La division générale n’a pas tenu compte de la preuve médicale

[29] La représentante de l’appelant conteste l’affirmation de la division générale, selon laquelle [traduction] « aucun médecin n’avait pu totalement diagnostiquer les problèmes de santé de l’appelant ». Elle mentionne le rapport médical du docteur Axelrod (GT1-176), dans lequel celui-ci a diagnostiqué une douleur au cou et aux épaules, ainsi que des microtraumatismes répétés bilatéraux chez l’intimé. Le docteur Axelrod a indiqué que l’intimé avait décrit une [traduction] « douleur insidieuse aux épaules et aux coudes, ainsi qu’au centre du cou, qui était apparue après avoir soulevé et transporté à répétition des sacs de farine de 40 kilos. » Il a ajouté que l’intimé [traduction] « s’était mis à souffrir d’une douleur au cou ainsi qu’aux épaules et aux coudes ».

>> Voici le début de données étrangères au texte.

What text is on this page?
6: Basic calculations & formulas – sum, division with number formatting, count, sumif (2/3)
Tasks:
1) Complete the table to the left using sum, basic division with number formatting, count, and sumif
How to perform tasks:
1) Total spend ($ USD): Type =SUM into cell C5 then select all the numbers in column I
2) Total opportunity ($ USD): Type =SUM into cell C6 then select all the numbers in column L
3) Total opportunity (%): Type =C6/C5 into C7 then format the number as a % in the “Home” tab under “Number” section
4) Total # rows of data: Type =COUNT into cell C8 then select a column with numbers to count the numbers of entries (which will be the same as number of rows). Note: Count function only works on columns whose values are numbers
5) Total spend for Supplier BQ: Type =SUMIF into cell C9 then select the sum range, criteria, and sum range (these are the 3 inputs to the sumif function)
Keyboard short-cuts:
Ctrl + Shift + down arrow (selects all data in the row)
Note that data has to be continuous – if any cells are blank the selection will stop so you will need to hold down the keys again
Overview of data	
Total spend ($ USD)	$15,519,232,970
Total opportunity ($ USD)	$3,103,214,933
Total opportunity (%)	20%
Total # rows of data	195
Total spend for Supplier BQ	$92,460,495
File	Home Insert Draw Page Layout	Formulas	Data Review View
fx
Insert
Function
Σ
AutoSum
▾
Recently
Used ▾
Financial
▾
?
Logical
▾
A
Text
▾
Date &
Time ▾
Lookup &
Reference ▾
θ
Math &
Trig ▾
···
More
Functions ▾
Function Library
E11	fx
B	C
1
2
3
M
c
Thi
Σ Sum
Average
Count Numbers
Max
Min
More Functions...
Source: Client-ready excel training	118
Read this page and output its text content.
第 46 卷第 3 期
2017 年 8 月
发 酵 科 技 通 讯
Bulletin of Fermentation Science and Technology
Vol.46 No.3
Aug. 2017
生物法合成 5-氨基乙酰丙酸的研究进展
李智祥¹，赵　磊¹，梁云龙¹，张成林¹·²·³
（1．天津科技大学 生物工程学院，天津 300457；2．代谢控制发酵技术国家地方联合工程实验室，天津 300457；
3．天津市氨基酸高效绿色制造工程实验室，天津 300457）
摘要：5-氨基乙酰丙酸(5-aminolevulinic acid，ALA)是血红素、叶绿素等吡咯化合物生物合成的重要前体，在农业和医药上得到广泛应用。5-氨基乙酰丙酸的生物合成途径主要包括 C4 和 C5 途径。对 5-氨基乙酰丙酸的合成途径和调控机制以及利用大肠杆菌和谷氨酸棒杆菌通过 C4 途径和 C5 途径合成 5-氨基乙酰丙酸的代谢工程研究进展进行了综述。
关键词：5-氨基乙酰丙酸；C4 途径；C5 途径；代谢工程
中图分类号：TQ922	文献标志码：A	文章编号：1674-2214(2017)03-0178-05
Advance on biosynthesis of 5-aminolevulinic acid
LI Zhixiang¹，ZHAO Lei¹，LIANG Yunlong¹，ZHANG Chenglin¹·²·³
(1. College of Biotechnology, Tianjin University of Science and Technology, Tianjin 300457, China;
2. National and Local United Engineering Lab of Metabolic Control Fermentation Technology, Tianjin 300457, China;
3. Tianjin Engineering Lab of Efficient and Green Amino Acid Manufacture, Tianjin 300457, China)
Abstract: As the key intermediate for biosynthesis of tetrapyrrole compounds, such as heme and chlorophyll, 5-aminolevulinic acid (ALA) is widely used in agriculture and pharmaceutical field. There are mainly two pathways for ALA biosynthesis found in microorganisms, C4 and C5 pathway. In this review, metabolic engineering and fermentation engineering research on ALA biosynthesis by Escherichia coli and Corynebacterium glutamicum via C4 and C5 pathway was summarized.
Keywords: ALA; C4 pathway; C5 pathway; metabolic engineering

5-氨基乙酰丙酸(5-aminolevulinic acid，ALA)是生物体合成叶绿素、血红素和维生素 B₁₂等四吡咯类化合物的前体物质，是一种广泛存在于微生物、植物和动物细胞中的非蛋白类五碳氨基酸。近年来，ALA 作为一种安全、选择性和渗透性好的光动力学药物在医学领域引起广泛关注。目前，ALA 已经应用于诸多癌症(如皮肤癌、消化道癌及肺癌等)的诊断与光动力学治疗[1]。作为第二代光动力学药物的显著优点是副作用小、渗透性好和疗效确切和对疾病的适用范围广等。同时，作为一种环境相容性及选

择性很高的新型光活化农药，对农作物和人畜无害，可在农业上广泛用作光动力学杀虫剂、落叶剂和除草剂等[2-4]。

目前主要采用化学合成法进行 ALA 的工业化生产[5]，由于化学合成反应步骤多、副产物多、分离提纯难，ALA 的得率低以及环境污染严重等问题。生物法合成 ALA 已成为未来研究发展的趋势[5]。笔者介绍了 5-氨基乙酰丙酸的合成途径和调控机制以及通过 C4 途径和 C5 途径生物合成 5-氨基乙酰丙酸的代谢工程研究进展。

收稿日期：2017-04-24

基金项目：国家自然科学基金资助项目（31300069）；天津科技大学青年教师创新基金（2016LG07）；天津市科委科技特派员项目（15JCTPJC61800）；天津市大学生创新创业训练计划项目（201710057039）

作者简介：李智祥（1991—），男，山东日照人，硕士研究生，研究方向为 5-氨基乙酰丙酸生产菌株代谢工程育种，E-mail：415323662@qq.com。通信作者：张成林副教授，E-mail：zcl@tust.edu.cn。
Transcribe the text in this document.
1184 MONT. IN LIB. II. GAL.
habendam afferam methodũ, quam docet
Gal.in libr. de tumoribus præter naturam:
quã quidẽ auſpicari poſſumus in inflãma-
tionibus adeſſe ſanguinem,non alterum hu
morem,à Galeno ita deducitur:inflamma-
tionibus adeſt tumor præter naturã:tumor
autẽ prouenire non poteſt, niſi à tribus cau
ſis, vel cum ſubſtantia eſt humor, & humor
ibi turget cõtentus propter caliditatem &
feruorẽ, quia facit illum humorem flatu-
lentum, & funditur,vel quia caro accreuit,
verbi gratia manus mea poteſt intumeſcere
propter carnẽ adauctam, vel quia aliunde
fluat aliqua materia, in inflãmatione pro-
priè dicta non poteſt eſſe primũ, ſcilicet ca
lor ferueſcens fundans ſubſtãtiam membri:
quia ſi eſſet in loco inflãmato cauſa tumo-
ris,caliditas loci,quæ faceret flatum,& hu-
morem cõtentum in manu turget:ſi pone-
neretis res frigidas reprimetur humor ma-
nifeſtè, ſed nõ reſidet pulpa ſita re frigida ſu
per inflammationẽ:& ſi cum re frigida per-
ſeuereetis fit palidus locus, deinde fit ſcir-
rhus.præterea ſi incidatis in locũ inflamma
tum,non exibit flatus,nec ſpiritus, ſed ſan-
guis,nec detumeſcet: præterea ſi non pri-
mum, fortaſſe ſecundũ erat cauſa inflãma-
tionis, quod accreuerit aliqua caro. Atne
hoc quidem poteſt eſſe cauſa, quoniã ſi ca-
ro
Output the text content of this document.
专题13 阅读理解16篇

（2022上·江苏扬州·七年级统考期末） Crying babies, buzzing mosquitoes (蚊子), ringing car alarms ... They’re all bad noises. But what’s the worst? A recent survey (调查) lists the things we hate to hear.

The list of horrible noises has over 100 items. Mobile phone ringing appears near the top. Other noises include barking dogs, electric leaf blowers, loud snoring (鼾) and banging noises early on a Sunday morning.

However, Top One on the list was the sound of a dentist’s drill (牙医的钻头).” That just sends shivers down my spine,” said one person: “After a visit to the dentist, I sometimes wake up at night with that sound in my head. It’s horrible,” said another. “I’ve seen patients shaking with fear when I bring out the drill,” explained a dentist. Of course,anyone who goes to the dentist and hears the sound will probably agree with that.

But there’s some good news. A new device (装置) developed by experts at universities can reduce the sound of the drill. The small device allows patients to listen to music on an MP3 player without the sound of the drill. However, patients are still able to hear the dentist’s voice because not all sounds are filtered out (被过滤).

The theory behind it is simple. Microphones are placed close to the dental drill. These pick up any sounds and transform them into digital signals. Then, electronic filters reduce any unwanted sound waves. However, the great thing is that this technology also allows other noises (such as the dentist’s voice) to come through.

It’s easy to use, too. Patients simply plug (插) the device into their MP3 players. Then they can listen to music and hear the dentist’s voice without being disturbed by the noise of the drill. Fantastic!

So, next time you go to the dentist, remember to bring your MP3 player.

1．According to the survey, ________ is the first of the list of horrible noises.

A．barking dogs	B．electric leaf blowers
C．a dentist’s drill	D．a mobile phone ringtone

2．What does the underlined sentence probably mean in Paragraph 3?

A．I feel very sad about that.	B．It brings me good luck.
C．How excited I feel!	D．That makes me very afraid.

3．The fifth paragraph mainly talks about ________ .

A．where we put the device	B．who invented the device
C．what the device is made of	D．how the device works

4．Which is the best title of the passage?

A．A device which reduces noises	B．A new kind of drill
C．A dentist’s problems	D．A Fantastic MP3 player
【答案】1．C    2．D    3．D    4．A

[30] La division générale a donc manifestement commis une erreur en formulant l’affirmation contestée. Par conséquent, la division d’appel juge que la division générale a fondé sa décision, du moins en partie, sur une conclusion de fait erronée. L’appel est également accueilli sur ce motif.

Conclusion

[31] La représentante de l’appelant a soutenu que la division d’appel devrait accueillir l’appel et, conformément à l’article 59 de la Loi sur le MEDS, renvoyer l’affaire à la division générale pour réexamen. Vu les circonstances de l’espèce, la division d’appel en convient. L’appel est donc accueilli et l’affaire est renvoyée à la division générale pour réexamen.